Ghana is Bafana's main threat -Coach

By Cape Times
Football News Ghana is Bafana's main threat -Coach
APR 8, 2004 LISTEN

Stuart Baxter -South African Coach - has described Bafana Bafana's 2006 World Cup qualifying group as "challenging" and filled with potential landmines and banana skins.

Yet, as South African soccer fans would expect, he was confident his team could negotiate their way to the top of the group to qualify for the finals in Germany.

And he's also fully aware his holding on to his job depends on them achieving just that.

While it could have been a lot worse, Group 4 - also containing Ghana, Burkina Faso, Uganda, the Democratic Republic of Congo and the Cape Verde Islands - is one Bafana would be expected to have the beating of.

Only group winners go through to Germany 2006, while the top three finishers in each group qualify automatically for that year's African Nations Cup in Egypt.

While Baxter fancies his side's chances, he singles out Ghana as probably the most difficult proposition.

"I don't know much about the Cape Verde Islands. Who does? But I am pleased that we have them first up at home (on the weekend of June 5/6). I'm hoping the boys' adrenalin will be pumping and they will be up for it.

"It's an interesting and challenging group, but if we play professionally and prepare well, I think we've got a good chance."

"I must ensure we prepare 100% for every game. Our preparation must be world-class as it will be the key to good performances and success. Poor preparation and poor performances will cost us," said Baxter.

While he might not know much about the Cape Verde at present, one expects he will soon enough rectify that as he stressed that Bafana won't be going blind into any game.

"I've done video analysis of Bafana games before I came out here, and we'll also be using video analysis to assess our opponents. Short movies will be made for each player to look at.
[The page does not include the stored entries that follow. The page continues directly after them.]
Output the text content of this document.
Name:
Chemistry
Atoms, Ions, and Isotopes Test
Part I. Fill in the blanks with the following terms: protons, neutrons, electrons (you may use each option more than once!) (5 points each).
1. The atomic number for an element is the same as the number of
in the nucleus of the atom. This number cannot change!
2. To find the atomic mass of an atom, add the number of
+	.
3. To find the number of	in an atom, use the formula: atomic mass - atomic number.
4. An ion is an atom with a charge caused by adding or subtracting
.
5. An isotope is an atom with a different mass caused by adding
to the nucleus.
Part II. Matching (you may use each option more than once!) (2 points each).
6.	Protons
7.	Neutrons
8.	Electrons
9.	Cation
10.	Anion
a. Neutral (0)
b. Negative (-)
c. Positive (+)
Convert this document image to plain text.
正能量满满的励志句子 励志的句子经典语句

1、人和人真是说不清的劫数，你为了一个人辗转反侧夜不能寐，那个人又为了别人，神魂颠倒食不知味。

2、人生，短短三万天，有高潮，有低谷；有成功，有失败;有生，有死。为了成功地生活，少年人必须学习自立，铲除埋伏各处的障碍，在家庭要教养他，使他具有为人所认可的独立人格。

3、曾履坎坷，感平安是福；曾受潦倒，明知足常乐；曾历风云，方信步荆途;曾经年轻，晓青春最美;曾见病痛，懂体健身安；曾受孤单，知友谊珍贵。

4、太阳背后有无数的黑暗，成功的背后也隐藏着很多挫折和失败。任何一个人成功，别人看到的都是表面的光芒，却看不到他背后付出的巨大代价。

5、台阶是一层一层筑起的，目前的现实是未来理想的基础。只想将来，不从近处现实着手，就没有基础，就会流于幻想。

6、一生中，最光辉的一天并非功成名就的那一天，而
We won't go into any game without prior knowledge of our opponents," said Baxter.

By way of preparation, he will over the next few days conduct two training camps, one in Europe for Bafana's overseas-based players and another in South Africa for locals, so as to establish a "broad and deep pool of players" for the demanding task ahead.

He is also hoping to play at least one friendly before the qualifying campaign starts, with Scotland touted as possible opponents.

"I've spoken to (Scotland coach) Berti Vogts. That's one option we have if the date's suitable to us," said Baxter.

The unprecedented media interest generated by yesterday's news conference must have given him a clear indication of the magnitude of the task at hand. He already knows there's only one way of ensuring acceptance.

"It's a great challenge. I am a football coach, and I'm old and ugly enough to know that if you don't win matches, you can talk about long term, but you won't be in the job long term.

"My main priority is to win some matches. That's the name of the game. If I do well, give me a pat on the back; if I don't, I know what I'll get," said Baxter.

He said he had spoken "at length" to Real Madrid coach Carlos Queiroz about the perils of the Bafana job. That must have been an interesting conversation.

"Carlos was complimentary about a lot of things and said it could be a very rewarding job," revealed Baxter, adding that Queiroz also warned him "it could be hell on the same day".